In practice the real benefit of being able to transfer shares direct from a SIP to a SIPP should be where there is no market for the shares. It would, for example, be attractive for employees of private companies to be able to transfer their shares direct to a SIPP instead of trying to find a buyer for the shares and using the proceeds to fund pension contributions. Unfortunately complex anti-avoidance rules make it almost impossible for SIPP trustees to hold shares in many family companies.

The avoidance rules (in Sch 21 FA 2006) were introduced as a result of a Government panic to prevent SIPPs being able to invest in residential property and other asset classes (such as fine wines). SIPPs cannot hold these assets directly or via a company. There is supposed to be an exemption to allow SIPPs to hold shares in trading companies but it is drawn too narrowly. Where a director (or persons connected him) hold more than 20% of a trading company it is still caught if it holds "tangible moveable property" of any sort (such as cars, computers, desks etc). The director cannot then hold these shares in his SIPP. It was pointed out at the time that the regulations effectively prevent SIPPs holding shares in many family companies but it seems this was the Governments intention.

Sharesave to SIPPs
Sharesave plans are tax approved option plans which allow participants to save up to £250 per month. The savings pay interest tax free and can be used to fund the price payable on the exercise of options 3, 5 or 7 years after grant. The exercise itself is free of income tax but any gains in exceeds of the exercise price paid for the shares are subject to capital gains tax.
Participants can transfer shares from sharesave plans to SIPPs within 90 days of the exercise of the option but the transfer is subject to capital gains tax (in contrast to transfers direct from SIPs to SIPPs). In practice this is unlikely to be a problem if the gain thereby triggered is within the participants’ annual exemption. The bigger problem is that most sharesave participants don't have SIPPs and would not want to incur the cost of establishing one when they could achieve the same double tax relief by selling their shares in the market and contributing the proceeds to an approved pension plan.

Transfers to ISAs

It is also possible for participants to transfer shares from SIPs and sharesave plans to ISAs within the same 90 day period. Transfers are CGT free for both SIP and sharesave participants.

The catch, of course, is that while investors are free to withdraw cash from their ISAs at any time (in contrast to the restrictive rules for pension arrangements) there is no tax relief on contributions into an ISA.
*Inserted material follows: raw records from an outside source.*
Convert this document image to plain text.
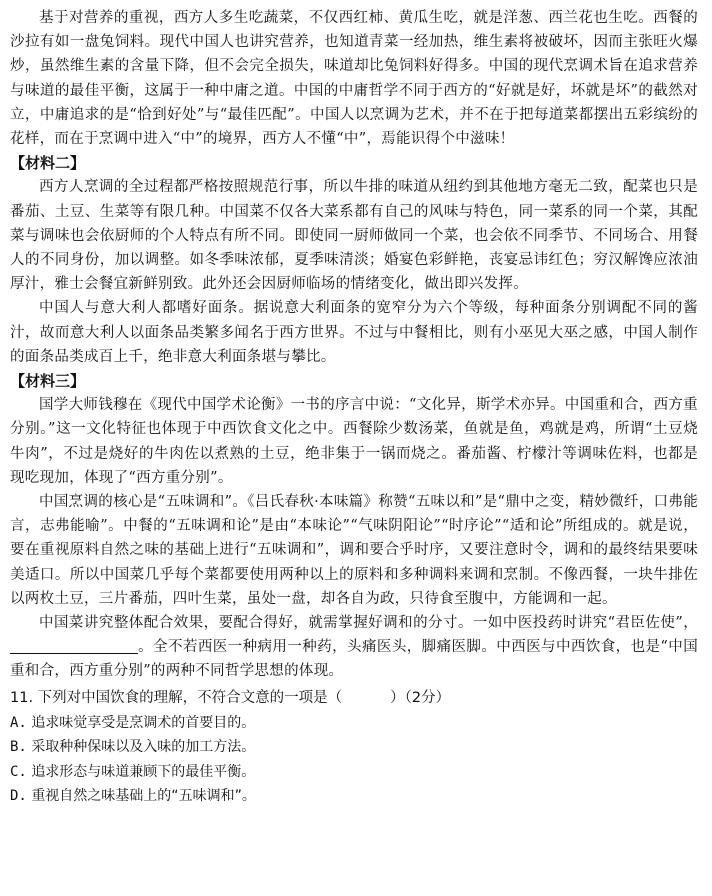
基于对营养的重视，西方人多生吃蔬菜，不仅西红柿、黄瓜生吃，就是洋葱、西兰花也生吃。西餐的沙拉有如一盘兔饲料。现代中国人也讲究营养，也知道青菜一经加热，维生素将被破坏，因而主张旺火爆炒，虽然维生素的含量下降，但不会完全损失，味道却比兔饲料好得多。中国的现代烹调术旨在追求营养与味道的最佳平衡，这属于一种中庸之道。中国的中庸哲学不同于西方的“好就是好，坏就是坏”的截然对立，中庸追求的是“恰到好处”与“最佳匹配”。中国人以烹调为艺术，并不在于把每道菜都摆出五彩缤纷的花样，而在于烹调中进入“中”的境界，西方人不懂“中”，焉能识得个中滋味！

【材料二】

西方人烹调的全过程都严格按照规范行事，所以牛排的味道从纽约到其他地方毫无二致，配菜也只是番茄、土豆、生菜等有限几种。中国菜不仅各大菜系都有自己的风味与特色，同一菜系的同一个菜，其配菜与调味也会依厨师的个人特点有所不同。即使同一厨师做同一个菜，也会依不同季节、不同场合、用餐人的不同身份，加以调整。如冬季味浓郁，夏季味清淡；婚宴色彩鲜艳，丧宴忌讳红色；穷汉解馋应浓油厚汁，雅士会餐宜新鲜别致。此外还会因厨师临场的情绪变化，做出即兴发挥。

中国人与意大利人都嗜好面条。据说意大利面条的宽窄分为六个等级，每种面条分别调配不同的酱汁，故而意大利人以面条品类繁多闻名于西方世界。不过与中餐相比，则有小巫见大巫之感，中国人制作的面条品类成百上千，绝非意大利面条堪与攀比。

【材料三】

国学大师钱穆在《现代中国学术论衡》一书的序言中说：“文化异，斯学术亦异。中国重和合，西方重分别。”这一文化特征也体现于中西饮食文化之中。西餐除少数汤菜，鱼就是鱼，鸡就是鸡，所谓“土豆烧牛肉”，不过是烧好的牛肉佐以煮熟的土豆，绝非集于一锅而烧之。番茄酱、柠檬汁等调味佐料，也都是现吃现加，体现了“西方重分别”。

中国烹调的核心是“五味调和”。《吕氏春秋·本味篇》称赞“五味以和”是“鼎中之变，精妙微纤，口弗能言，志弗能喻”。中餐的“五味调和论”是由“本味论”“气味阴阳论”“时序论”“适和论”所组成的。就是说，要在重视原料自然之味的基础上进行“五味调和”，调和要合乎时序，又要注意时令，调和的最终结果要味美适口。所以中国菜几乎每个菜都要使用两种以上的原料和多种调料来调和烹制。不像西餐，一块牛排佐以两枚土豆，三片番茄，四叶生菜，虽处一盘，却各自为政，只待食至腹中，方能调和一起。

中国菜讲究整体配合效果，要配合得好，就需掌握好调和的分寸。一如中医投药时讲究“君臣佐使”，。全不若西医一种病用一种药，头痛医头，脚痛医脚。中西医与中西饮食，也是“中国重和合，西方重分别”的两种不同哲学思想的体现。

11. 下列对中国饮食的理解，不符合文意的一项是（	）（2分）

A. 追求味觉享受是烹调术的首要目的。

B. 采取种种保味以及入味的加工方法。

C. 追求形态与味道兼顾下的最佳平衡。

D. 重视自然之味基础上的“五味调和”。
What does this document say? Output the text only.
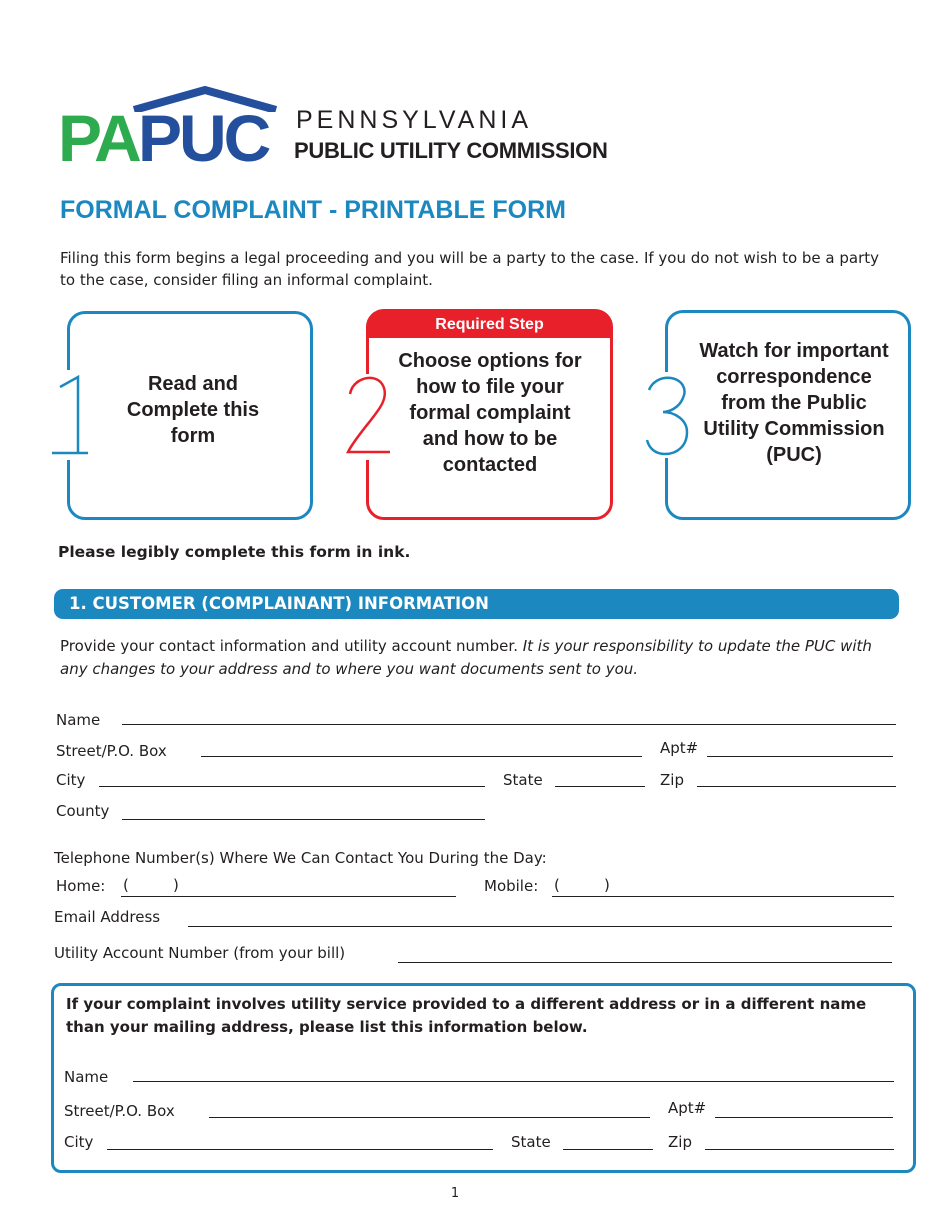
PA PUC PENNSYLVANIA
PUBLIC UTILITY COMMISSION
FORMAL COMPLAINT - PRINTABLE FORM
Filing this form begins a legal proceeding and you will be a party to the case. If you do not wish to be a party to the case, consider filing an informal complaint.
Read and Complete this form
Required Step
Choose options for how to file your formal complaint and how to be contacted
Watch for important correspondence from the Public Utility Commission (PUC)
Please legibly complete this form in ink.
1. CUSTOMER (COMPLAINANT) INFORMATION
Provide your contact information and utility account number. It is your responsibility to update the PUC with any changes to your address and to where you want documents sent to you.
Name
Street/P.O. Box	Apt#
City	State	Zip
County
Telephone Number(s) Where We Can Contact You During the Day:
Home: (	)	Mobile: (	)
Email Address
Utility Account Number (from your bill)
If your complaint involves utility service provided to a different address or in a different name than your mailing address, please list this information below.
Name
Street/P.O. Box	Apt#
City	State	Zip
1
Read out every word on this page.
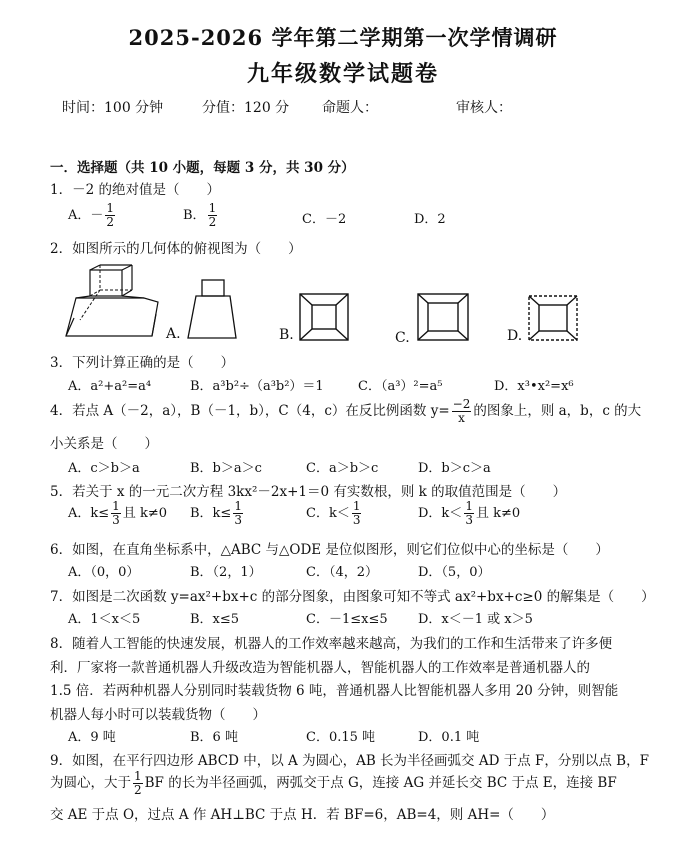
2025-2026 学年第二学期第一次学情调研
九年级数学试题卷
时间：100 分钟	分值：120 分 命题人：	审核人：
一．选择题（共 10 小题，每题 3 分，共 30 分）
1．－2 的绝对值是（　　）
A．－ $\frac{1}{2}$	B． $\frac{1}{2}$	C．－2	D．2
2．如图所示的几何体的俯视图为（　　）
A.	B.	C.	D.
3．下列计算正确的是（　　）
A．a²+a²=a⁴	B．a³b²÷（a³b²）＝1	C．（a³）²=a⁵	D．x³•x²=x⁶
4．若点 A（－2，a），B（－1，b），C（4，c）在反比例函数 $y= \frac{-2}{x}$ 的图象上，则 a，b，c 的大
小关系是（　　）
A．c＞b＞a	B．b＞a＞c	C．a＞b＞c	D．b＞c＞a
5．若关于 x 的一元二次方程 3kx²－2x+1＝0 有实数根，则 k 的取值范围是（　　）
A．$k\le \frac{1}{3}$ 且 k≠0 B．$k\le \frac{1}{3}$	C．$k< \frac{1}{3}$	D．$k< \frac{1}{3}$ 且 k≠0
6．如图，在直角坐标系中，△ABC 与△ODE 是位似图形，则它们位似中心的坐标是（　　）
A．（0，0）	B．（2，1）	C．（4，2）	D．（5，0）
7．如图是二次函数 y=ax²+bx+c 的部分图象，由图象可知不等式 ax²+bx+c≥0 的解集是（　　）
A．1＜x＜5	B．x≤5	C．－1≤x≤5 D．x＜－1 或 x＞5
8．随着人工智能的快速发展，机器人的工作效率越来越高，为我们的工作和生活带来了许多便
利．厂家将一款普通机器人升级改造为智能机器人，智能机器人的工作效率是普通机器人的
1.5 倍．若两种机器人分别同时装载货物 6 吨，普通机器人比智能机器人多用 20 分钟，则智能
机器人每小时可以装载货物（　　）
A．9 吨	B．6 吨	C．0.15 吨	D．0.1 吨
9．如图，在平行四边形 ABCD 中，以 A 为圆心，AB 长为半径画弧交 AD 于点 F，分别以点 B，F
为圆心，大于 $\frac{1}{2}$ BF 的长为半径画弧，两弧交于点 G，连接 AG 并延长交 BC 于点 E，连接 BF
交 AE 于点 O，过点 A 作 AH⊥BC 于点 H．若 BF=6，AB=4，则 AH=（　　）
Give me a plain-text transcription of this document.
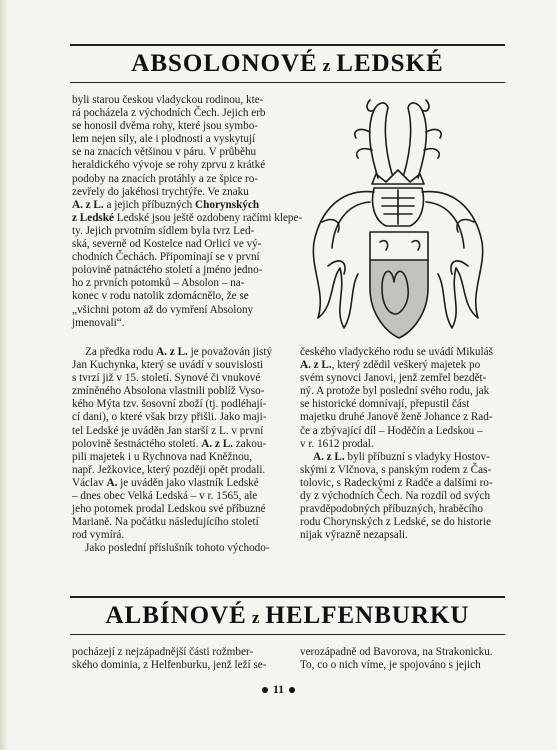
ABSOLONOVÉ z LEDSKÉ
byli starou českou vladyckou rodinou, kte-
rá pocházela z východních Čech. Jejich erb
se honosil dvěma rohy, které jsou symbo-
lem nejen síly, ale i plodnosti a vyskytují
se na znacích většinou v páru. V průběhu
heraldického vývoje se rohy zprvu z krátké
podoby na znacích protáhly a ze špice ro-
zevřely do jakéhosi trychtýře. Ve znaku
A. z L. a jejich příbuzných Chorynských
z Ledské Ledské jsou ještě ozdobeny račími klepe-
ty. Jejich prvotním sídlem byla tvrz Led-
ská, severně od Kostelce nad Orlicí ve vý-
chodních Čechách. Připomínají se v první
polovině patnáctého století a jméno jedno-
ho z prvních potomků – Absolon – na-
konec v rodu natolik zdomácnělo, že se
„všichni potom až do vymření Absolony
jmenovali“.
Za předka rodu A. z L. je považován jistý
Jan Kuchynka, který se uvádí v souvislosti
s tvrzí již v 15. století. Synové či vnukové
zmíněného Absolona vlastnili poblíž Vyso-
kého Mýta tzv. šosovní zboží (tj. podléhají-
cí dani), o které však brzy přišli. Jako maji-
tel Ledské je uváděn Jan starší z L. v první
polovině šestnáctého století. A. z L. zakou-
pili majetek i u Rychnova nad Kněžnou,
např. Ježkovice, který později opět prodali.
Václav A. je uváděn jako vlastník Ledské
– dnes obec Velká Ledská – v r. 1565, ale
jeho potomek prodal Ledskou své příbuzné
Marianě. Na počátku následujícího století
rod vymírá.
Jako poslední příslušník tohoto východo-
českého vladyckého rodu se uvádí Mikuláš
A. z L., který zdědil veškerý majetek po
svém synovci Janovi, jenž zemřel bezdět-
ný. A protože byl poslední svého rodu, jak
se historické domnívají, přepustil část
majetku druhé Janově ženě Johance z Rad-
če a zbývající díl – Hoděčín a Ledskou –
v r. 1612 prodal.
A. z L. byli příbuzní s vladyky Hostov-
skými z Vlčnova, s panským rodem z Čas-
tolovic, s Radeckými z Radče a dalšími ro-
dy z východních Čech. Na rozdíl od svých
pravděpodobných příbuzných, hraběcího
rodu Chorynských z Ledské, se do historie
nijak výrazně nezapsali.
ALBÍNOVÉ z HELFENBURKU
pocházejí z nejzápadnější části rožmber-
ského dominia, z Helfenburku, jenž leží se-
verozápadně od Bavorova, na Strakonicku.
To, co o nich víme, je spojováno s jejich
11
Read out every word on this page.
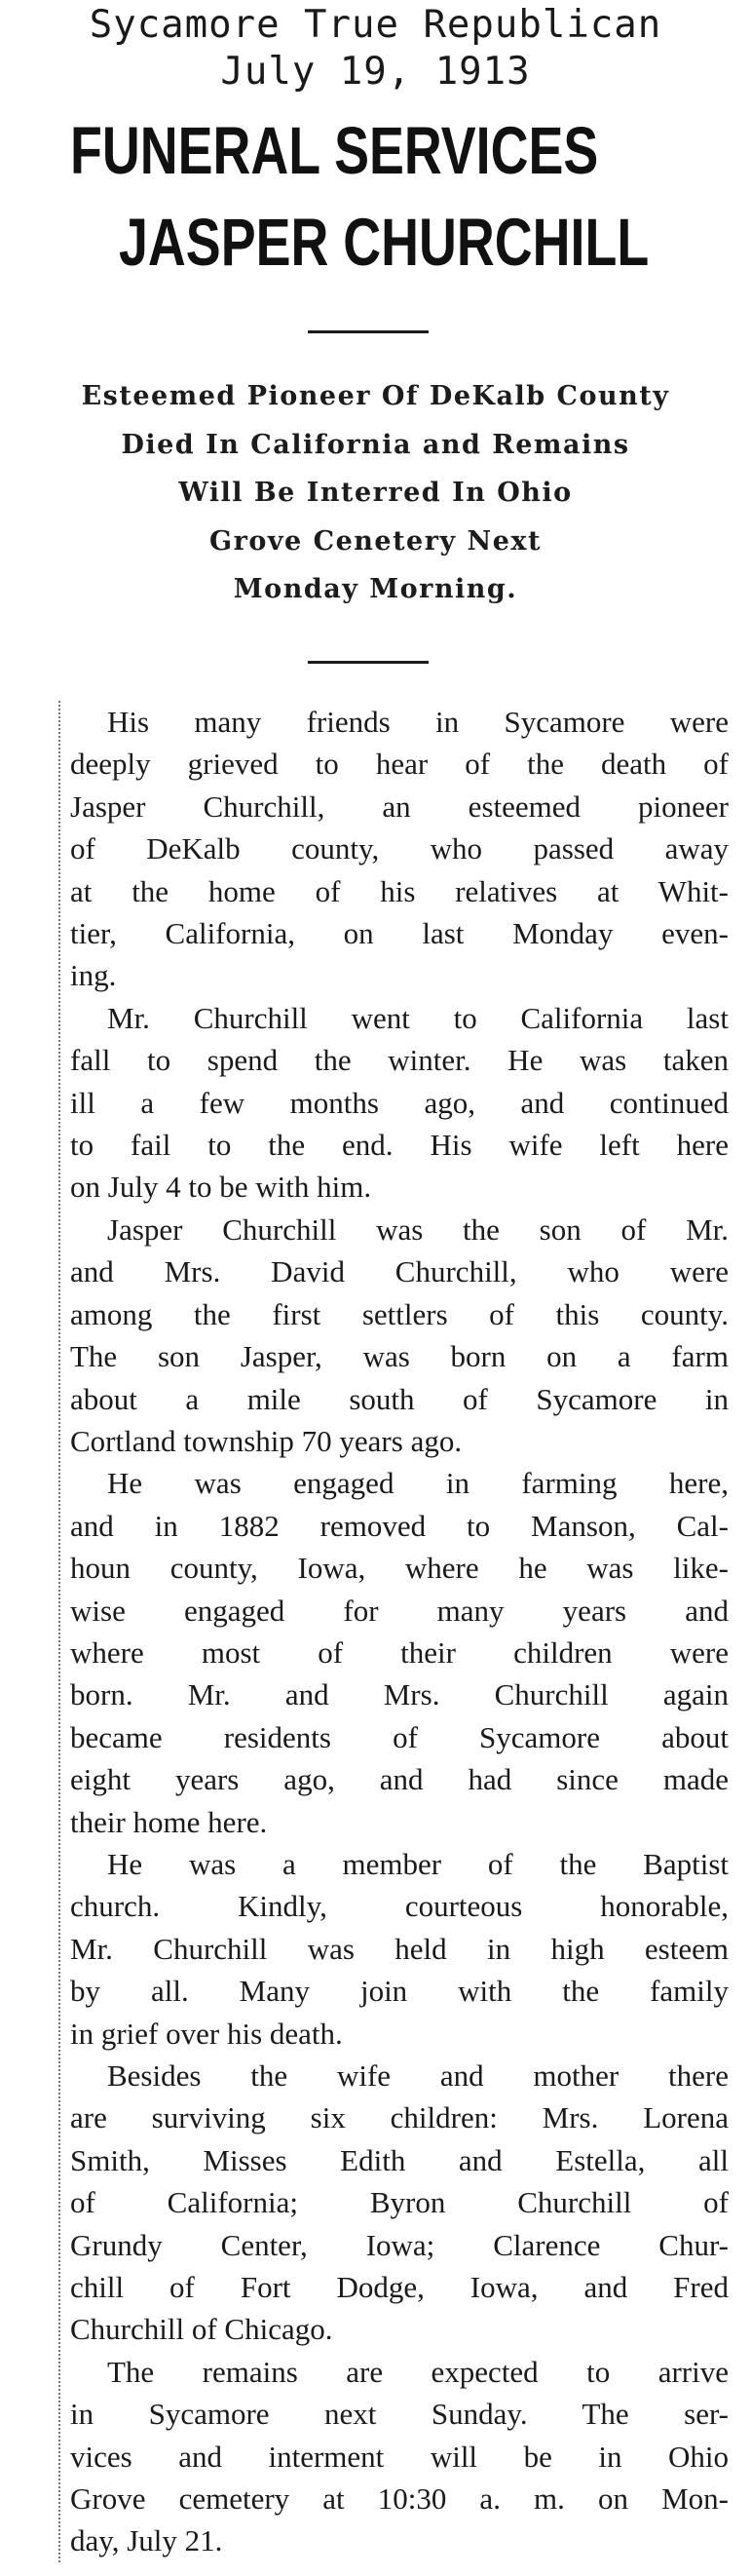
Sycamore True Republican
July 19, 1913
FUNERAL SERVICES
JASPER CHURCHILL
Esteemed Pioneer Of DeKalb County
Died In California and Remains
Will Be Interred In Ohio
Grove Cenetery Next
Monday Morning.
His many friends in Sycamore were
deeply grieved to hear of the death of
Jasper Churchill, an esteemed pioneer
of DeKalb county, who passed away
at the home of his relatives at Whit-
tier, California, on last Monday even-
ing.
Mr. Churchill went to California last
fall to spend the winter. He was taken
ill a few months ago, and continued
to fail to the end. His wife left here
on July 4 to be with him.
Jasper Churchill was the son of Mr.
and Mrs. David Churchill, who were
among the first settlers of this county.
The son Jasper, was born on a farm
about a mile south of Sycamore in
Cortland township 70 years ago.
He was engaged in farming here,
and in 1882 removed to Manson, Cal-
houn county, Iowa, where he was like-
wise engaged for many years and
where most of their children were
born. Mr. and Mrs. Churchill again
became residents of Sycamore about
eight years ago, and had since made
their home here.
He was a member of the Baptist
church. Kindly, courteous honorable,
Mr. Churchill was held in high esteem
by all. Many join with the family
in grief over his death.
Besides the wife and mother there
are surviving six children: Mrs. Lorena
Smith, Misses Edith and Estella, all
of California; Byron Churchill of
Grundy Center, Iowa; Clarence Chur-
chill of Fort Dodge, Iowa, and Fred
Churchill of Chicago.
The remains are expected to arrive
in Sycamore next Sunday. The ser-
vices and interment will be in Ohio
Grove cemetery at 10:30 a. m. on Mon-
day, July 21.
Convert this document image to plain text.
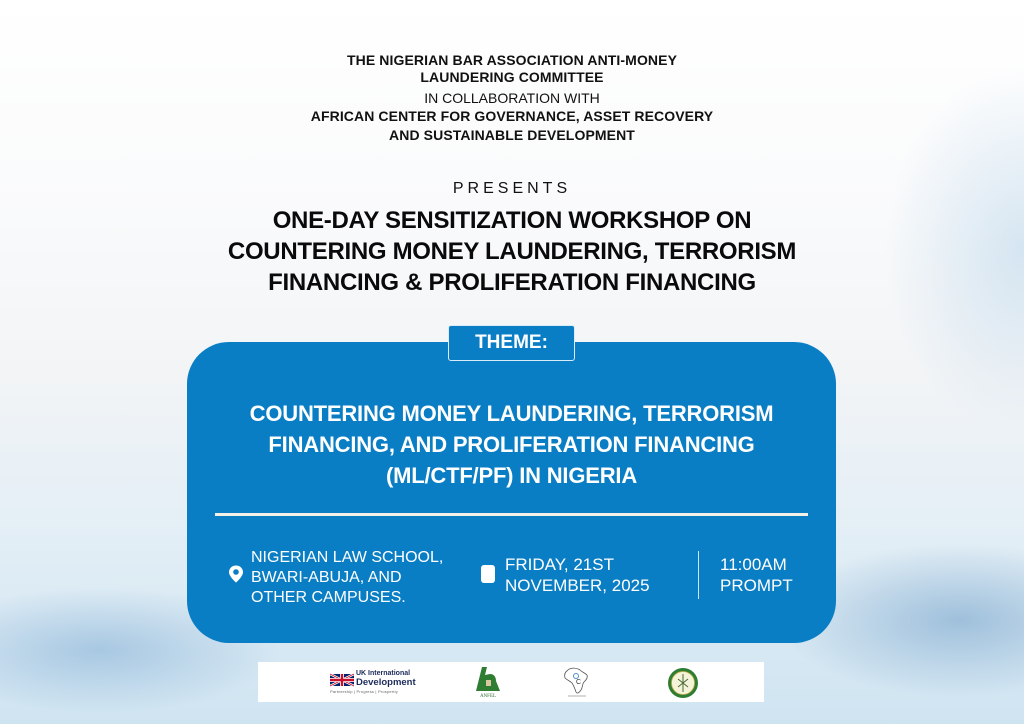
THE NIGERIAN BAR ASSOCIATION ANTI-MONEY
LAUNDERING COMMITTEE
IN COLLABORATION WITH
AFRICAN CENTER FOR GOVERNANCE, ASSET RECOVERY
AND SUSTAINABLE DEVELOPMENT
PRESENTS
ONE-DAY SENSITIZATION WORKSHOP ON
COUNTERING MONEY LAUNDERING, TERRORISM
FINANCING & PROLIFERATION FINANCING
THEME:
COUNTERING MONEY LAUNDERING, TERRORISM
FINANCING, AND PROLIFERATION FINANCING
(ML/CTF/PF) IN NIGERIA
NIGERIAN LAW SCHOOL,
BWARI-ABUJA, AND
OTHER CAMPUSES.
FRIDAY, 21ST
NOVEMBER, 2025
11:00AM
PROMPT
UK International
Development
Partnership | Progress | Prosperity
ANFEL
C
SIP participants can simply hold their shares in a SIP after the 5 year holding period has expired and gains continue to roll-up CGT free thereby achieving the same tax benefit of an ISA without the cost of establishing one. In contrast to ISAs, however, shares invested in SIPs cannot be diversified.


The ability to transfer shares from SIPs and sharesave plans to SIPPs was trumpeted as a major benefit when this was first permitted last year. In practice, most participants in these plans do not have SIPPs and do not want to incur the cost of running one just so they can transfer shares into them. Nor do they need to when the cheaper and easier alternative is to sell the shares in the market and contribute cash to an approved pension plan without taking out a SIPP.

It would be helpful, however, if employees could transfer illiquid shares direct into SIPPs but in many cases they cannot due to anti-avoidance rules. HMRC should re-visit the issue and (hopefully) allow all employees who hold illiquid shares in genuine trading companies to transfer these direct to SIPPs.